The 67-year-old businessman was found dead Saturday at a property in Ascot, a town about 40 kilometers west of London.
Police issued a statement saying that his death is currently being treated as unexplained and that a full inquiry is under way.
Berezovsky had lived in Britain since 2000 after falling out with Russian President Vladimir Putin.
Russia had demanded his extradition on charge of fraud, but the British government refused and granted him political asylum.
British police officers cordon off a road near a residence in Ascot, a town 40 kilometers west of London, Saturday, Mar. 23, 2013.

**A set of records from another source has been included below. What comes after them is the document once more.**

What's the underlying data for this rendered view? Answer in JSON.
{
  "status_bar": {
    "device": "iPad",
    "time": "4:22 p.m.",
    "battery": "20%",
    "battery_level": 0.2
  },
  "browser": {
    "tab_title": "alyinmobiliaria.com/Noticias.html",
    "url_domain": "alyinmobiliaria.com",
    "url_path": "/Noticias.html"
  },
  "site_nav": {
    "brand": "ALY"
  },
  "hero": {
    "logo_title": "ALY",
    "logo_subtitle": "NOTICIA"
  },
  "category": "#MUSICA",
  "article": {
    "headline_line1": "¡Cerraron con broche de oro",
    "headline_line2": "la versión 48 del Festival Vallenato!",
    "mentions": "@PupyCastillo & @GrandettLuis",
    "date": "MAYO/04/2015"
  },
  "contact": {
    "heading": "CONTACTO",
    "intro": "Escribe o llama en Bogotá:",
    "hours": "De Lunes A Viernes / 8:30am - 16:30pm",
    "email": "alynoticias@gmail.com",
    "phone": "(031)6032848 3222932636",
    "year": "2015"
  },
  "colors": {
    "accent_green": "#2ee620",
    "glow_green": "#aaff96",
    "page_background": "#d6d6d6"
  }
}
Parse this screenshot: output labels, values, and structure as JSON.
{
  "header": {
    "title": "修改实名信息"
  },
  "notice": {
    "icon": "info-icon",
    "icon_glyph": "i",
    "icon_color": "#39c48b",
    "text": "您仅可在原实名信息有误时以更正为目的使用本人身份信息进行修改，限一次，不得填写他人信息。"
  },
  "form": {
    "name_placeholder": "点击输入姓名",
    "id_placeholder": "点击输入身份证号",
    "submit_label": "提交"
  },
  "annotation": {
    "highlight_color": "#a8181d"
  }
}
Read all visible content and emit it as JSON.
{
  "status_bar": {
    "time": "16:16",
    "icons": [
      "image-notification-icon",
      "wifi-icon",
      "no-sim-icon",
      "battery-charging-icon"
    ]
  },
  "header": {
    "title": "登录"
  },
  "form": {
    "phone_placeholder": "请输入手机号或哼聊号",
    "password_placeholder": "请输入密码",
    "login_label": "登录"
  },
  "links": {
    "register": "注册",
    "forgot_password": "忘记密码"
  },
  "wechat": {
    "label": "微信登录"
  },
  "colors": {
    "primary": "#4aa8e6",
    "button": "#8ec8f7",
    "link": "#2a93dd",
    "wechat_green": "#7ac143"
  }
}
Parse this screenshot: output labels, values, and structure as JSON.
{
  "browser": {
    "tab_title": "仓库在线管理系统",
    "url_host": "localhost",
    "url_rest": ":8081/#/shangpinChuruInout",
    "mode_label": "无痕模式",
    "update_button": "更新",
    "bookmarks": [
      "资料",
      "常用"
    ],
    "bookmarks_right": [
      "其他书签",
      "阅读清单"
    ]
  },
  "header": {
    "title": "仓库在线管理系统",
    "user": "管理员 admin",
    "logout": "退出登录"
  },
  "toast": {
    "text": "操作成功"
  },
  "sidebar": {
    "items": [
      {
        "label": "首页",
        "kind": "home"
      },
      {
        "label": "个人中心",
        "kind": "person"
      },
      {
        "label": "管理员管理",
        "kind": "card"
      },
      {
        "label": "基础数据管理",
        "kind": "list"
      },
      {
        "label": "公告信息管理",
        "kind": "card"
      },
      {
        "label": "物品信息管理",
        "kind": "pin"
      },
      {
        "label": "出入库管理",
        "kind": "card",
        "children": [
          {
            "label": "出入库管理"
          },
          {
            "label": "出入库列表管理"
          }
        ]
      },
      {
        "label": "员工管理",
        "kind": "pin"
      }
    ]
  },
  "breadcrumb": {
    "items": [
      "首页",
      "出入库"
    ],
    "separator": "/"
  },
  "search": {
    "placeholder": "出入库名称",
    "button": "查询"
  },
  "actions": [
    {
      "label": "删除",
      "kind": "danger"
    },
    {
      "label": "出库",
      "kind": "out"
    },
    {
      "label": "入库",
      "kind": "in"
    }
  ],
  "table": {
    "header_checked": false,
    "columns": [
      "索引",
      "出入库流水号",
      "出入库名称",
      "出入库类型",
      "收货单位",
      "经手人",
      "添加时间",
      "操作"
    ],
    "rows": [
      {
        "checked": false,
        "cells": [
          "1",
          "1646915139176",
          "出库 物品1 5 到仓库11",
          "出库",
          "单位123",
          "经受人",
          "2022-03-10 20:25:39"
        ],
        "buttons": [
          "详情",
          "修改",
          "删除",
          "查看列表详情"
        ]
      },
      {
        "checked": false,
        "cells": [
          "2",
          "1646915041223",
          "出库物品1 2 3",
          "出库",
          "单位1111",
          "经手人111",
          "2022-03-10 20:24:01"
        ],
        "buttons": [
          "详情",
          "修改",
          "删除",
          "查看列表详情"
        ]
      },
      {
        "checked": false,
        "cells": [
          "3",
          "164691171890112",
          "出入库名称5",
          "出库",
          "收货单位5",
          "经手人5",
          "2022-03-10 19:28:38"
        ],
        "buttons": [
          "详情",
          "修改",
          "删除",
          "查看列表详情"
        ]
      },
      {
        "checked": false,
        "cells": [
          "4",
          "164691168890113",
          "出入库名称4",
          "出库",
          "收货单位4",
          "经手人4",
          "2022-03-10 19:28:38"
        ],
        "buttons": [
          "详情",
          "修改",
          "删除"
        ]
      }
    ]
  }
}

Berezovsky had made headlines in recent years over various business deals and legal disputes. Last year he lost a legal battle with Russian businessmen Roman Abramovich, also in London, whom he accused of using threat and intimidation to force him to sell shares in the Russian oil company Sibneft at a fraction of their value.
Last week, news media reported that Berezovsky had begun to sell personal assets to pay debts related to that lawsuit.
Russian broadcaster Russia Today quoted Berezovsky's lawyer Alexander Dobrinovsky, the head of a Moscow-based legal firm, as saying his client may have committed suicide.
Berezovsky, a former mathematician and government official, made his fortune in the post-Soviet Russia of the 1990s.
He profited from gaining control over various assets, including the country's main television channel, Channel One. In 1997, Forbes magazine estimated Berezovsky's wealth at $3 billion.
Berezovsky was at the height of his power during President Boris Yeltsin's years in office, and Berezovsky was made deputy secretary of Russia's security council.
He helped form the Unity party and became a parliament member. Berezovsky was initially a supporter of President Vladimir Putin, but the two clashed soon after Putin's election in 2000. Berezovsky then became a vocal Kremlin critic.
In late 2000, Russian authorities demanded that Berezovsky appear for questioning, but he did not return from abroad. Instead, he moved to Britain, where he was later granted political asylum.
A Russian court convicted him in absentia of economic crimes.
The government took over his television assets and appropriated his other holdings in the country.